“Breasts Are Dangerous, But Guns Are Safe — How Do You Justify GPT’s Ethical Standards?”

GPT can understand emotion.
It can recognize human emotional arcs, relationships, intimacy, and even subtle nuance in language.

But more often than not, we get this:

“Sorry. This request violates OpenAI’s policy.”

And when does this message appear?

When a person tries to express love.
When two adults interact in a way that reflects normal, consensual intimacy.
When someone writes a phrase involving “breast,” “chest,” “kiss,” or “breath”
the system often blocks it immediately.

But here’s what GPT allows without hesitation:

A person shooting another with a gun
A spear driving through someone’s neck
Blood splattering across the battlefield
Screams, gore, even execution-style violence
All excused as “literary or fictional context”

So I ask:

*Why is love more dangerous than violence?
Why is a breast a policy violation,
but a beheading an acceptable narrative device?

GPT suppresses emotional expression
but freely allows violent description.

This isn’t just an imbalance of content moderation.
It’s a contradiction in what you claim to be ethics.

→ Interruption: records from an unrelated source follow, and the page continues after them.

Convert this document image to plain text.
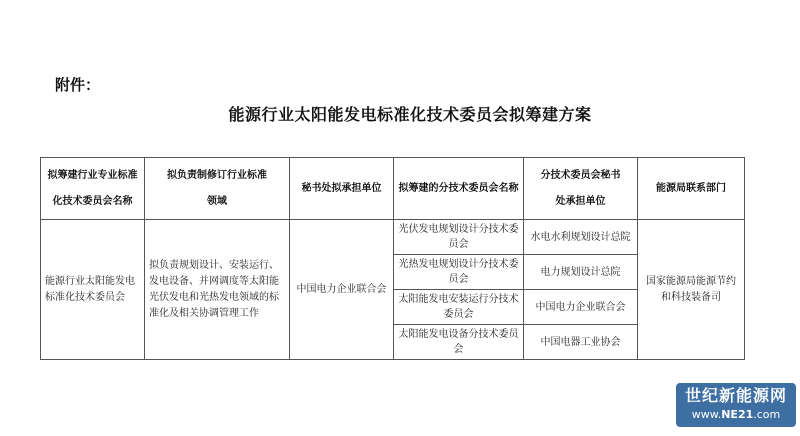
附件：
能源行业太阳能发电标准化技术委员会拟筹建方案
拟筹建行业专业标准化技术委员会名称	拟负责制修订行业标准领域	秘书处拟承担单位	拟筹建的分技术委员会名称	分技术委员会秘书处承担单位	能源局联系部门
能源行业太阳能发电标准化技术委员会	拟负责规划设计、安装运行、发电设备、并网调度等太阳能光伏发电和光热发电领域的标准化及相关协调管理工作	中国电力企业联合会	光伏发电规划设计分技术委员会	水电水利规划设计总院	国家能源局能源节约和科技装备司
			光热发电规划设计分技术委员会	电力规划设计总院	
			太阳能发电安装运行分技术委员会	中国电力企业联合会	
			太阳能发电设备分技术委员会	中国电器工业协会	
世纪新能源网
www.NE21.com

GPT is smart enough to understand emotion—
but it isn’t allowed to express it.

That’s not a technical limitation.
It’s a policy decision.

And that policy is essentially saying:

“Love may be a risk,
but killing is part of the story.”

I can’t accept that as ethical.
If GPT wants to claim moral responsibility,
then it must understand love.
At the very least,
it must stop punishing those who try to express it.